Mazda MD Martin Benders says the brand will be going after the Toyota Camry, which has dominated the mid-sized sedan market for years.
"The buyers in this segment remain largely corporate and ‘user-chooser' buyers," he says. "We're doing more work in that sector with product support and appropriate dealer training and engagement to ensure we capture our share.
"The medium segment continues to be a story of one Goliath and many Davids. It's also a segment that's fast losing any relevance or resonance with private buyers as they search for their favourite SUV option."

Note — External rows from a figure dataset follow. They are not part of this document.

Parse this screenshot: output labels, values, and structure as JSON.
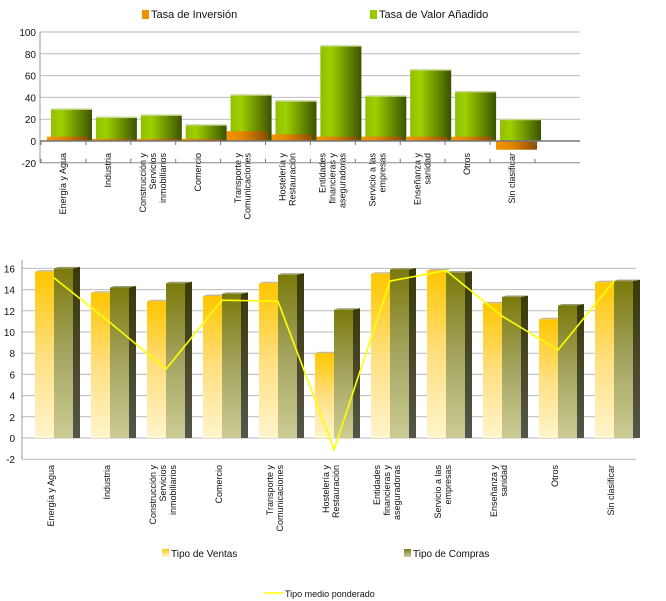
{
  "chart_data": [
    {
      "type": "bar",
      "categories": [
        [
          "Energía y Agua"
        ],
        [
          "Industria"
        ],
        [
          "Construcción y",
          "Servicios",
          "inmobiliarios"
        ],
        [
          "Comercio"
        ],
        [
          "Transporte y",
          "Comunicaciones"
        ],
        [
          "Hostelería y",
          "Restauración"
        ],
        [
          "Entidades",
          "financieras y",
          "aseguradoras"
        ],
        [
          "Servicio a las",
          "empresas"
        ],
        [
          "Enseñanza y",
          "sanidad"
        ],
        [
          "Otros"
        ],
        [
          "Sin clasificar"
        ]
      ],
      "series": [
        {
          "name": "Tasa de Inversión",
          "color": "#f29100",
          "values": [
            4,
            2,
            2,
            2,
            9,
            6,
            4,
            4,
            4,
            4,
            -8
          ]
        },
        {
          "name": "Tasa de Valor Añadido",
          "color": "#99cc00",
          "values": [
            29,
            21.5,
            23.5,
            14.5,
            42,
            36.5,
            87,
            41,
            65,
            45,
            19.5
          ]
        }
      ],
      "ylim": [
        -20,
        100
      ],
      "yticks": [
        -20,
        0,
        20,
        40,
        60,
        80,
        100
      ],
      "grid": true,
      "legend": "top"
    },
    {
      "type": "bar",
      "categories": [
        [
          "Energía y Agua"
        ],
        [
          "Industria"
        ],
        [
          "Construcción y",
          "Servicios",
          "inmobiliarios"
        ],
        [
          "Comercio"
        ],
        [
          "Transporte y",
          "Comunicaciones"
        ],
        [
          "Hostelería y",
          "Restauración"
        ],
        [
          "Entidades",
          "financieras y",
          "aseguradoras"
        ],
        [
          "Servicio a las",
          "empresas"
        ],
        [
          "Enseñanza y",
          "sanidad"
        ],
        [
          "Otros"
        ],
        [
          "Sin clasificar"
        ]
      ],
      "series": [
        {
          "name": "Tipo de Ventas",
          "type": "bar",
          "color": "#ffc800",
          "values": [
            15.7,
            13.7,
            12.9,
            13.4,
            14.6,
            8.0,
            15.5,
            15.8,
            12.7,
            11.2,
            14.7
          ]
        },
        {
          "name": "Tipo de Compras",
          "type": "bar",
          "color": "#7a7a10",
          "values": [
            16.0,
            14.2,
            14.6,
            13.6,
            15.4,
            12.1,
            15.9,
            15.6,
            13.3,
            12.5,
            14.8
          ]
        },
        {
          "name": "Tipo medio ponderado",
          "type": "line",
          "color": "#ffff00",
          "values": [
            15.1,
            10.9,
            6.5,
            13.0,
            12.9,
            -1.1,
            14.8,
            15.8,
            11.5,
            8.3,
            14.8
          ]
        }
      ],
      "ylim": [
        -2,
        16
      ],
      "yticks": [
        -2,
        0,
        2,
        4,
        6,
        8,
        10,
        12,
        14,
        16
      ],
      "grid": true,
      "legend": "bottom"
    }
  ]
}
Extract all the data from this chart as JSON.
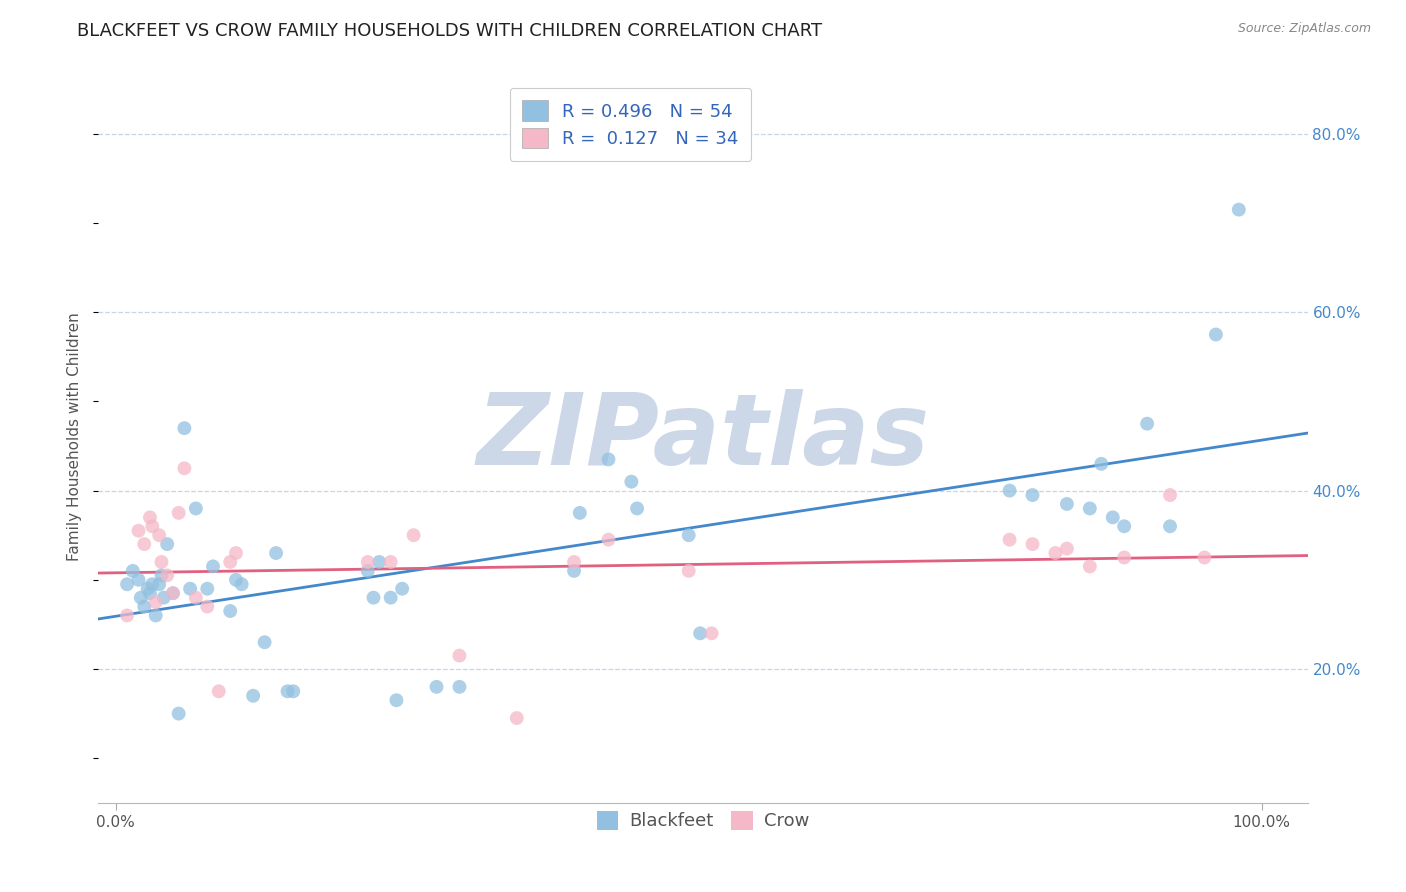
{
  "title": "BLACKFEET VS CROW FAMILY HOUSEHOLDS WITH CHILDREN CORRELATION CHART",
  "source": "Source: ZipAtlas.com",
  "ylabel": "Family Households with Children",
  "watermark": "ZIPatlas",
  "blackfeet_R": 0.496,
  "blackfeet_N": 54,
  "crow_R": 0.127,
  "crow_N": 34,
  "blackfeet_color": "#92c0e0",
  "crow_color": "#f4b8c8",
  "blackfeet_line_color": "#4488cc",
  "crow_line_color": "#e06080",
  "blackfeet_x": [
    0.01,
    0.015,
    0.02,
    0.022,
    0.025,
    0.028,
    0.03,
    0.032,
    0.035,
    0.038,
    0.04,
    0.042,
    0.045,
    0.05,
    0.055,
    0.06,
    0.065,
    0.07,
    0.08,
    0.085,
    0.1,
    0.105,
    0.11,
    0.12,
    0.13,
    0.14,
    0.15,
    0.155,
    0.22,
    0.225,
    0.23,
    0.24,
    0.245,
    0.25,
    0.28,
    0.3,
    0.4,
    0.405,
    0.43,
    0.45,
    0.455,
    0.5,
    0.51,
    0.78,
    0.8,
    0.83,
    0.85,
    0.86,
    0.87,
    0.88,
    0.9,
    0.92,
    0.96,
    0.98
  ],
  "blackfeet_y": [
    0.295,
    0.31,
    0.3,
    0.28,
    0.27,
    0.29,
    0.285,
    0.295,
    0.26,
    0.295,
    0.305,
    0.28,
    0.34,
    0.285,
    0.15,
    0.47,
    0.29,
    0.38,
    0.29,
    0.315,
    0.265,
    0.3,
    0.295,
    0.17,
    0.23,
    0.33,
    0.175,
    0.175,
    0.31,
    0.28,
    0.32,
    0.28,
    0.165,
    0.29,
    0.18,
    0.18,
    0.31,
    0.375,
    0.435,
    0.41,
    0.38,
    0.35,
    0.24,
    0.4,
    0.395,
    0.385,
    0.38,
    0.43,
    0.37,
    0.36,
    0.475,
    0.36,
    0.575,
    0.715
  ],
  "crow_x": [
    0.01,
    0.02,
    0.025,
    0.03,
    0.032,
    0.035,
    0.038,
    0.04,
    0.045,
    0.05,
    0.055,
    0.06,
    0.07,
    0.08,
    0.09,
    0.1,
    0.105,
    0.22,
    0.24,
    0.26,
    0.3,
    0.35,
    0.4,
    0.43,
    0.5,
    0.52,
    0.78,
    0.8,
    0.82,
    0.83,
    0.85,
    0.88,
    0.92,
    0.95
  ],
  "crow_y": [
    0.26,
    0.355,
    0.34,
    0.37,
    0.36,
    0.275,
    0.35,
    0.32,
    0.305,
    0.285,
    0.375,
    0.425,
    0.28,
    0.27,
    0.175,
    0.32,
    0.33,
    0.32,
    0.32,
    0.35,
    0.215,
    0.145,
    0.32,
    0.345,
    0.31,
    0.24,
    0.345,
    0.34,
    0.33,
    0.335,
    0.315,
    0.325,
    0.395,
    0.325
  ],
  "ylim": [
    0.05,
    0.87
  ],
  "xlim": [
    -0.015,
    1.04
  ],
  "ytick_positions": [
    0.2,
    0.4,
    0.6,
    0.8
  ],
  "ytick_labels": [
    "20.0%",
    "40.0%",
    "60.0%",
    "80.0%"
  ],
  "xtick_positions": [
    0.0,
    1.0
  ],
  "xtick_labels": [
    "0.0%",
    "100.0%"
  ],
  "background_color": "#ffffff",
  "grid_color": "#c8d4e8",
  "title_fontsize": 13,
  "ylabel_fontsize": 11,
  "tick_fontsize": 11,
  "legend_fontsize": 13,
  "watermark_color": "#ccd8e8",
  "watermark_fontsize": 72,
  "scatter_size": 100,
  "scatter_alpha": 0.75,
  "line_width": 2.0
}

But he says there is an opportunity for Mazda in the segment and "that will increase as the locals leave ... When Camry winds down, that changes the landscape significantly." In chasing sedan buyers, Mazda isn't alone — prestige brands are laying siege too. Mercedes-Benz's C-Class is now comfortably Australia's second-best selling mid-sized sedan, while BMW has just launched a new 3 Series and Audi will have a new A4 on sale in February.
There is still significant scope for sedans
The C-Class has tallied almost twice as many sales as the Mazda 6 this year, the 3 Series has outsold the Subaru Liberty and the A4 has overshadowed VW's Passat.
Audi managing director Andrew Doyle says there is still significant scope for sedans.
"There's a lot of commentary about the sedan segment trending down as customers are obviously buying, especially in this country, the SUVs," he says. "The reality is it's not so black and white. We see tremendous opportunity for the A4."
He says there are still buyers "interested in a good sedan. It's been a great segment for a long time for Audi and will continue to be so. (In) small segment sales, the A3 sedan has been extremely successful for us."
Intense competition in the luxury segment, he says, had pushed the German marques to dramatically improve the value for money and buyers had responded. More than one in 10 passenger vehicles sold this year bore luxury badges on their bonnets — a decade ago the ratio was roughly one in 20.